He looked sharp standing before the crowded room of Gerrard Hall with a fresh haircut for the Third Annual Carolina Chiron Award “Last Lecture.”
Ralph Byrns, a UNC-Chapel Hill economics professor and 2011 winner of the Carolina Chiron Award for Excellence in Teaching, spoke Wednesday about working hard in life and knowing who to include in it during his speech titled “Mysteries and Puzzles, Form and Substance.”
Though he was ready for his speech Tuesday, he jokingly complained about having to get a haircut earlier that morning. His wife made him.
“I still don’t understand my wife,” he said.
As a transition into his speech, Byrns further explained why he doesn’t understand his wife. “I don’t understand why girls want dead vegetation,” he said.
In an anecdote, Byrns said that he never saw the need for buying his wife flowers because they die quickly. Likewise, he said he doesn’t understand why he couldn’t have just bought her a gargantuan cubic zirconium instead of a diamond or “sparkly rock.”
Based on one of his former theories, he said “I thought substance had to be about functionality.” But neither Byrns’ wife nor children would accept his theory, which has caused him to change it.

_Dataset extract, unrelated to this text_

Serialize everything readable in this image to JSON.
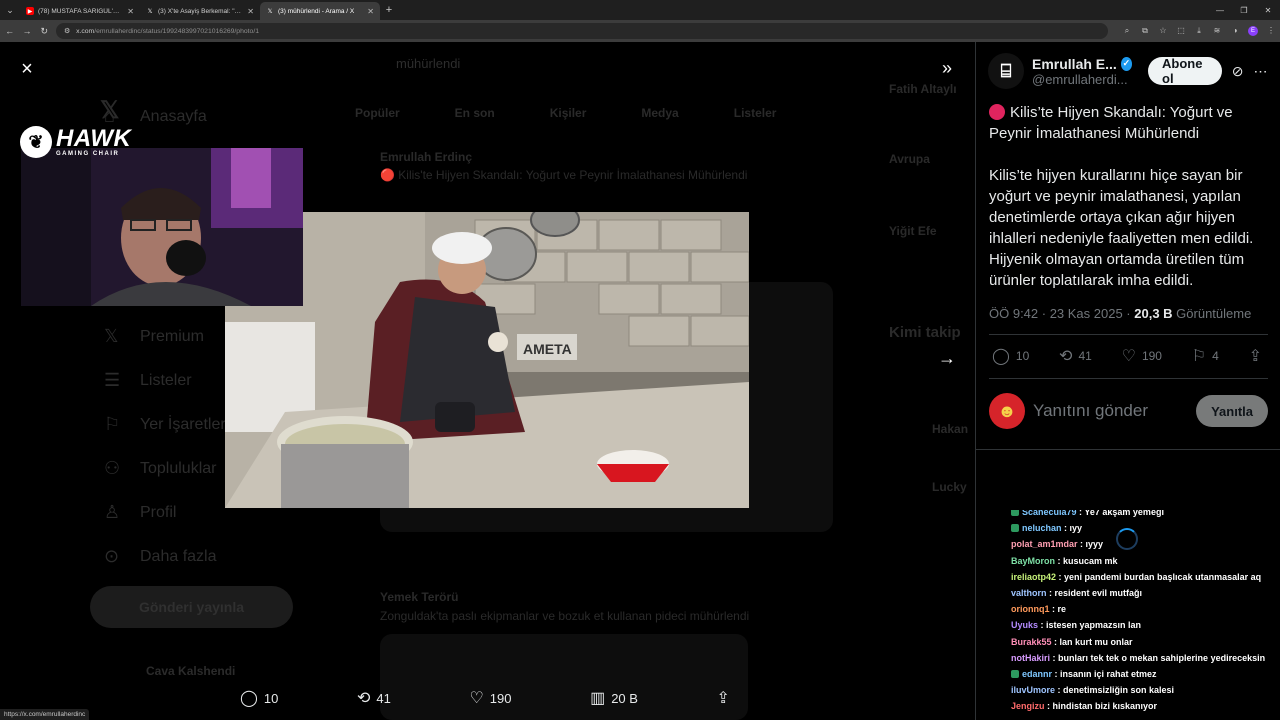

He said that when he gave his wife her first wedding ring, worth $5,000, on their 20th anniversary, she cried. And when he bought his daughters a replicated-version of the Cabbage Patch Kids, they cried. So he went and brought them real ones.
“I felt, once again, defeated by women,” Byrns said.
From these experiences, he has learned how form and substance are about quality, not what they can do. He went on to say that form becomes an image that people embed in their mind.
Byrns altered the topic of his speech from family and focused on students. He said that UNC students worry much more than students at the eight other schools he has taught at. However, he told them not to cut corners.
“Stealing and lying and cheating is just not worth it,” he said.
“I can recall four times in my life when I cheated,” Byrns said, “and I’m 68 years old. It still burns me.”
Though he knows UNC is a hard university, he said the wrong students are worrying too much and he believes the determination of students can lead to cheating. He said students should work harder toward making the world a better place, not just succeeding in academics.
“Having friends matters,” he said. “Have people that you love matters.”
After receiving his reward and bouquet, he smiled and said, “I really love this place. I’ve never loved any place more or any students more than those that I love at this place.”
In awe of the moment, he continued, “I promise you that my wife is going to love this [his bouquet].”